See, this is just the kind of thing that I think will just not work when organized top-down like that. "Oh, we'll just make a prestigious journal by only letting the best papers in" - everyone could say that, but what would induce the authors of the best papers to submit them to your specific journal at all in the first place? Currently it's the fact that it's already prestigious, and this reputation has grown over many years through informal social processes that are very hard to codify.

>Scientific publishing is free speech.
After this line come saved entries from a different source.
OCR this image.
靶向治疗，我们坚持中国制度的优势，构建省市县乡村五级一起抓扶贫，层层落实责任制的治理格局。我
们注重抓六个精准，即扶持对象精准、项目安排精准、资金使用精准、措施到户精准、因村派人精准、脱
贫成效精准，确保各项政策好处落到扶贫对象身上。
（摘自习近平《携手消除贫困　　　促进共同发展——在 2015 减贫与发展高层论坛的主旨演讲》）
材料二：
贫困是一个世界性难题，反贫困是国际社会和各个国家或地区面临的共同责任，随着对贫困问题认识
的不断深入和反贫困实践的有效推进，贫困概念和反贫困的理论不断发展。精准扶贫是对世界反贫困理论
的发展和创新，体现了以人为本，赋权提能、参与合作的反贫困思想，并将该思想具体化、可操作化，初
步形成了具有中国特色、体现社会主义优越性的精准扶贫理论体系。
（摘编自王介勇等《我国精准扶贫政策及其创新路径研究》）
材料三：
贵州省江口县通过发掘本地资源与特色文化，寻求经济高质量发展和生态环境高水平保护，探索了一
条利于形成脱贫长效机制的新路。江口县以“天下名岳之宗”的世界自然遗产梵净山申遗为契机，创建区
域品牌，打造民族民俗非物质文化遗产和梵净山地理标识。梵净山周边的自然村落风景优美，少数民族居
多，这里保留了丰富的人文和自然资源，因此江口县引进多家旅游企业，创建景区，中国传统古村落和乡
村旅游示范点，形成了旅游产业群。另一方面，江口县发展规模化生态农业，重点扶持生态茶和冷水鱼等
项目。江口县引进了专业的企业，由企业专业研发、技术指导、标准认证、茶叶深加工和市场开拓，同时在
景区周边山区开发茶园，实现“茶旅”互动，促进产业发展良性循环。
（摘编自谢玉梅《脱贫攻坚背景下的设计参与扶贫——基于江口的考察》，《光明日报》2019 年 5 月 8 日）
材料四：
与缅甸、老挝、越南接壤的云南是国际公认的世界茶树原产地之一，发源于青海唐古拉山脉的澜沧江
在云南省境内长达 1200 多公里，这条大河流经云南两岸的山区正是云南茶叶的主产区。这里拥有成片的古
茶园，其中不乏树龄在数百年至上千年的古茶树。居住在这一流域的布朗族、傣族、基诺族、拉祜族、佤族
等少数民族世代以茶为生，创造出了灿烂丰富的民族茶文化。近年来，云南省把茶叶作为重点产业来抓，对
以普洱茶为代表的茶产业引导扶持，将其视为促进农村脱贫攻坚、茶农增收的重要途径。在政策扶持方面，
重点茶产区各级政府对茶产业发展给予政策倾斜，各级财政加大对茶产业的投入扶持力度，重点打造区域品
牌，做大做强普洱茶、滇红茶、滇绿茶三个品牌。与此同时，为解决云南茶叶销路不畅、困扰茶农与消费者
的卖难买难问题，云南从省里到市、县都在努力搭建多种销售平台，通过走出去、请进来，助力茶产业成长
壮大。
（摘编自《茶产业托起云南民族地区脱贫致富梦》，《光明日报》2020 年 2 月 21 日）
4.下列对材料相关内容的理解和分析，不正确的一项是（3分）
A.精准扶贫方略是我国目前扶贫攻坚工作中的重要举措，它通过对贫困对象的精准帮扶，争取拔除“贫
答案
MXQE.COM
As such, it shouldn't be under the thumb of institutions or platforms that gatekeep for profit or status or political utility or any of a dozen different incentives that will fatally bias and corrupt the resulting publications.

Of course I agree, just to be clear I am a great proponent of openly accessible science - just think the prestige thing is an interesting corner case.

abhisuri97 a day ago | parent | prev | next [-]

this is pubmed. Most papers that are funded by NIH research are available on pubmed if the main publisher gives access to the full text (after some set embargo period...usually around a year).

warkdarrior a day ago | parent | prev [-]

It'd be flooded in seconds with millions of AI-generated articles. arXiv is already suffering from this.